Covid-19 could propel fixed wireless access (FWA) build-outs around the world at a faster clip than if the pandemic hadn’t happened.
Ericsson’s latest Mobility Report released this week found that of 309 global mobile service providers, 185 had an FWA offering, a number that almost doubled compared to December 2018.
Ericsson defines FWA as a connection that provides broadband access through a mobile network via customer premises equipment (CPE). This includes various form factors of CPEs, such as indoor (desktop and window) and outdoor (rooftop and wall mounted). It does not include portable battery-based Wi-Fi routers or dongles.
Although differences in definitions of FWA from various countries makes it difficult to know precisely, but Ericsson estimates that there were 51 million FWA connections by the end of 2019. This number is forecast to grow three-fold through 2025, reaching close to 160 million.
FWA data traffic is estimated to have represented around 15% of global mobile network data traffic by the end of 2019. This is projected to grow nearly 8-foled and account for 25% of total mobile network data traffic globally by the end of 2025.
While FWA was already growing at a steady clip prior to the Covid-19 pandemic, the health crisis could propel it even faster.
“The spread of Covid-19 has prompted people all over the world to change their daily lives and, in many cases, work or study from home. This has led to a rapid shift of network traffic from business to residential areas,” said Fredrik Jejdling, Ericsson EVP and head of networks, in a statement.

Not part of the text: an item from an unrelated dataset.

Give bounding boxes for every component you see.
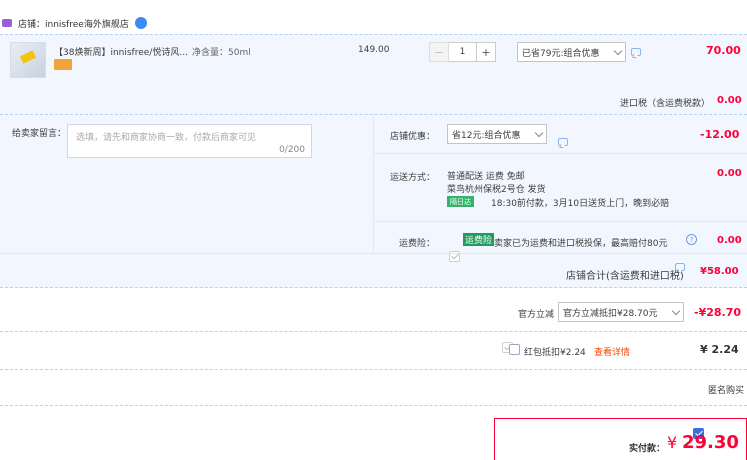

According to Ericsson’s data, one-third of consumers said they plan to invest in improved broadband at home to be better prepared for a potential second wave of Covid-19. And FWA delivered over 4G or 5G is an increasingly cost-efficient broadband alternative in areas with limited availability of fixed services such as DSL, cable or fiber.
The forecast of close to 160 million FWA connections by the end of 2025 represents about 570 million individuals having access to a wireless broadband connection. “With the disruption caused by Covid-19, the demand for wireless household broadband has probably never been greater,” stated the report.